The Gaza health system has already been under intense strain for years due to the blockade by Israel and Egypt, World Health Organization official Ayadil Saparbekov told The Times of Israel, adding that there are currently only 87 ventilators in the Gaza Strip.
Rising tensions between Israel and Hamas, the terror group which controls the coastal enclave, has compounded the strain. Gaza-based groups have recently launched hundreds of explosive balloons into Israel, which has responded by banning the entry of fuel via the Kerem Shalom commercial crossing with Gaza in an attempt to pressure Hamas.
Without fuel, Gaza’s only power plant shut down two weeks ago, reducing the amount of electricity residents receive to around four hours a day. Running water and sewage treatment have also been impacted by the power cuts.
“With running water available only a few hours a day, this decreases the ability of people to wash their hands and protect themselves from the virus,” International Red Cross spokesperson Suheir Zaqout said.

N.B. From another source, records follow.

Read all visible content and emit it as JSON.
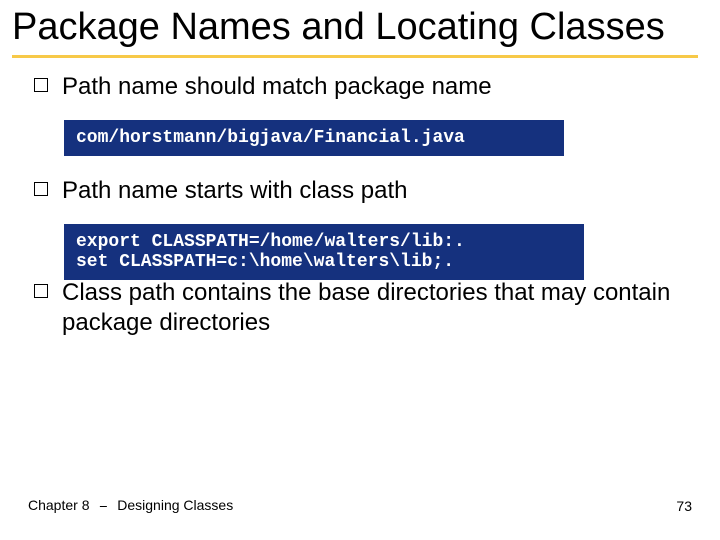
{
  "title": "Package Names and Locating Classes",
  "bullets": [
    "Path name should match package name",
    "Path name starts with class path",
    "Class path contains the base directories that may contain package directories"
  ],
  "code1": "com/horstmann/bigjava/Financial.java",
  "code2": "export CLASSPATH=/home/walters/lib:.\nset CLASSPATH=c:\\home\\walters\\lib;.",
  "footer": {
    "chapter": "Chapter 8",
    "sep": "⎯",
    "topic": "Designing Classes",
    "page": "73"
  }
}
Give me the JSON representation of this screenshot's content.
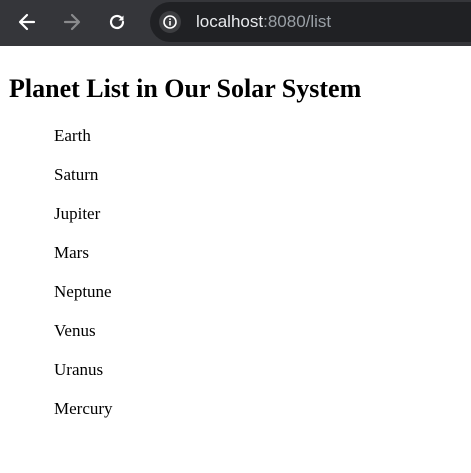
{
  "browser": {
    "url_host": "localhost",
    "url_rest": ":8080/list"
  },
  "page": {
    "title": "Planet List in Our Solar System",
    "planets": [
      "Earth",
      "Saturn",
      "Jupiter",
      "Mars",
      "Neptune",
      "Venus",
      "Uranus",
      "Mercury"
    ]
  }
}
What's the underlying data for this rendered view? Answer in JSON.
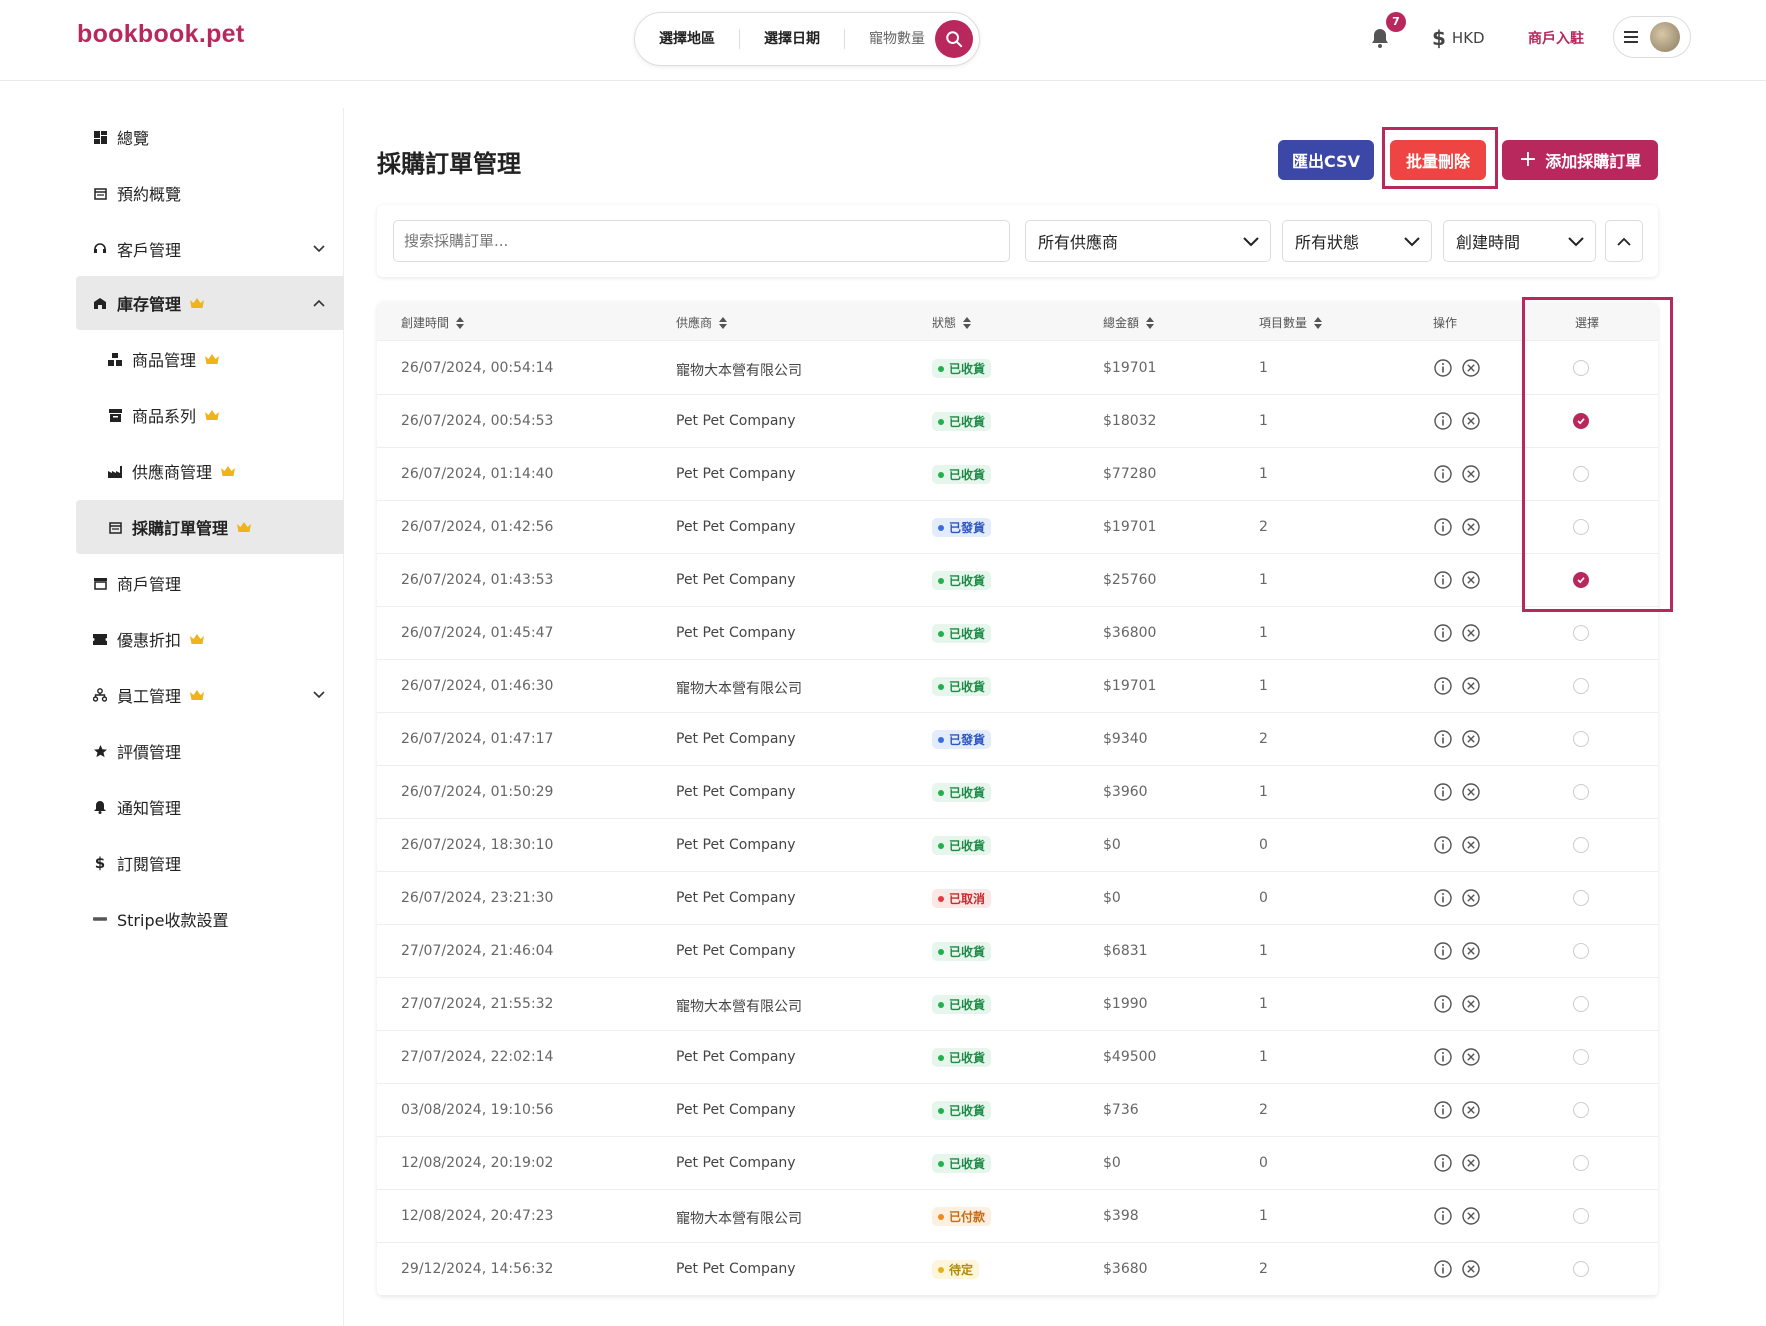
{
  "header": {
    "logo": "bookbook.pet",
    "search": {
      "region": "選擇地區",
      "date": "選擇日期",
      "pets": "寵物數量"
    },
    "notification_count": "7",
    "currency": "HKD",
    "merchant_link": "商戶入駐"
  },
  "sidebar": {
    "items": [
      {
        "label": "總覽"
      },
      {
        "label": "預約概覽"
      },
      {
        "label": "客戶管理"
      },
      {
        "label": "庫存管理"
      },
      {
        "label": "商品管理"
      },
      {
        "label": "商品系列"
      },
      {
        "label": "供應商管理"
      },
      {
        "label": "採購訂單管理"
      },
      {
        "label": "商戶管理"
      },
      {
        "label": "優惠折扣"
      },
      {
        "label": "員工管理"
      },
      {
        "label": "評價管理"
      },
      {
        "label": "通知管理"
      },
      {
        "label": "訂閱管理"
      },
      {
        "label": "Stripe收款設置"
      }
    ]
  },
  "page": {
    "title": "採購訂單管理",
    "export_csv": "匯出CSV",
    "bulk_delete": "批量刪除",
    "add_order": "添加採購訂單"
  },
  "filters": {
    "search_placeholder": "搜索採購訂單...",
    "supplier": "所有供應商",
    "status": "所有狀態",
    "sort": "創建時間"
  },
  "table": {
    "headers": {
      "created": "創建時間",
      "supplier": "供應商",
      "status": "狀態",
      "total": "總金額",
      "items": "項目數量",
      "actions": "操作",
      "select": "選擇"
    },
    "rows": [
      {
        "created": "26/07/2024, 00:54:14",
        "supplier": "寵物大本營有限公司",
        "status": "已收貨",
        "total": "$19701",
        "items": "1",
        "selected": false
      },
      {
        "created": "26/07/2024, 00:54:53",
        "supplier": "Pet Pet Company",
        "status": "已收貨",
        "total": "$18032",
        "items": "1",
        "selected": true
      },
      {
        "created": "26/07/2024, 01:14:40",
        "supplier": "Pet Pet Company",
        "status": "已收貨",
        "total": "$77280",
        "items": "1",
        "selected": false
      },
      {
        "created": "26/07/2024, 01:42:56",
        "supplier": "Pet Pet Company",
        "status": "已發貨",
        "total": "$19701",
        "items": "2",
        "selected": false
      },
      {
        "created": "26/07/2024, 01:43:53",
        "supplier": "Pet Pet Company",
        "status": "已收貨",
        "total": "$25760",
        "items": "1",
        "selected": true
      },
      {
        "created": "26/07/2024, 01:45:47",
        "supplier": "Pet Pet Company",
        "status": "已收貨",
        "total": "$36800",
        "items": "1",
        "selected": false
      },
      {
        "created": "26/07/2024, 01:46:30",
        "supplier": "寵物大本營有限公司",
        "status": "已收貨",
        "total": "$19701",
        "items": "1",
        "selected": false
      },
      {
        "created": "26/07/2024, 01:47:17",
        "supplier": "Pet Pet Company",
        "status": "已發貨",
        "total": "$9340",
        "items": "2",
        "selected": false
      },
      {
        "created": "26/07/2024, 01:50:29",
        "supplier": "Pet Pet Company",
        "status": "已收貨",
        "total": "$3960",
        "items": "1",
        "selected": false
      },
      {
        "created": "26/07/2024, 18:30:10",
        "supplier": "Pet Pet Company",
        "status": "已收貨",
        "total": "$0",
        "items": "0",
        "selected": false
      },
      {
        "created": "26/07/2024, 23:21:30",
        "supplier": "Pet Pet Company",
        "status": "已取消",
        "total": "$0",
        "items": "0",
        "selected": false
      },
      {
        "created": "27/07/2024, 21:46:04",
        "supplier": "Pet Pet Company",
        "status": "已收貨",
        "total": "$6831",
        "items": "1",
        "selected": false
      },
      {
        "created": "27/07/2024, 21:55:32",
        "supplier": "寵物大本營有限公司",
        "status": "已收貨",
        "total": "$1990",
        "items": "1",
        "selected": false
      },
      {
        "created": "27/07/2024, 22:02:14",
        "supplier": "Pet Pet Company",
        "status": "已收貨",
        "total": "$49500",
        "items": "1",
        "selected": false
      },
      {
        "created": "03/08/2024, 19:10:56",
        "supplier": "Pet Pet Company",
        "status": "已收貨",
        "total": "$736",
        "items": "2",
        "selected": false
      },
      {
        "created": "12/08/2024, 20:19:02",
        "supplier": "Pet Pet Company",
        "status": "已收貨",
        "total": "$0",
        "items": "0",
        "selected": false
      },
      {
        "created": "12/08/2024, 20:47:23",
        "supplier": "寵物大本營有限公司",
        "status": "已付款",
        "total": "$398",
        "items": "1",
        "selected": false
      },
      {
        "created": "29/12/2024, 14:56:32",
        "supplier": "Pet Pet Company",
        "status": "待定",
        "total": "$3680",
        "items": "2",
        "selected": false
      }
    ]
  },
  "colors": {
    "brand": "#b8285c",
    "csv": "#3c48a8",
    "delete": "#ee4444"
  }
}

Even hospitals are impacted by the blackouts, Zaqout said. Many health facilities receive no more than 12 hours a day, often less. Some attempt to compensate with generators, many of which are old and require fuel to run.
Qatari envoy Mohammad al-Emadi reportedly arrived in Gaza on Tuesday night in an attempt to restore calm to the area. Qatar has already agreed to extend a program that provides financial support to 100,00 poor families in the Strip for an additional six months, but Hamas is reportedly demanding additional funding from Qatar in exchange for a de-escalation of violence. Hamas has also publicly claimed that Israel was not upholding its ceasefire obligations from 2018.
International Crisis Group analyst Ofer Zalzberg said that he believed that Israel would “increase its quest for a short term de-escalation of the violent altercations,” and ease restrictions on medical equipment entering the coastal enclave should the outbreak continue.
“Massive contagion in Gaza coupled with Israeli refusal to permit entry of Gazans to Israeli hospitals would not sit well with a White House signing ceremony of an Arab-Israeli normalization agreement,” Zalzberg said.
The Hamas-imposed lockdown has not yet brought an end to the incendiary balloons causing fires in southern Israel. Some of the Gaza-based groups have said that lockdown or no, they would continue to fire balloons across the border fence. But Abu Sa’ada said he believes that “matters were leading towards a ceasefire.”
“Hamas cannot fight two battles at once. The most important battle right now is against the spread of coronavirus,” Abu Sa’ada said. “I don’t think Israel is the main issue right now.”
But it is unclear how long Hamas can maintain a lockdown in Gaza, said Abu Sa’ada. A coronavirus lockdown in the West Bank by the Palestinian Authority has effectively ceased to be enforced after several rounds of protests by restaurant owners and small merchants.
“People here are desperate. You can hold a lockdown for maybe two weeks, but after that people will break it,” Abu Sa’ada said. “Now that the virus is here, it is going to be very hard to break the chain of transmission.”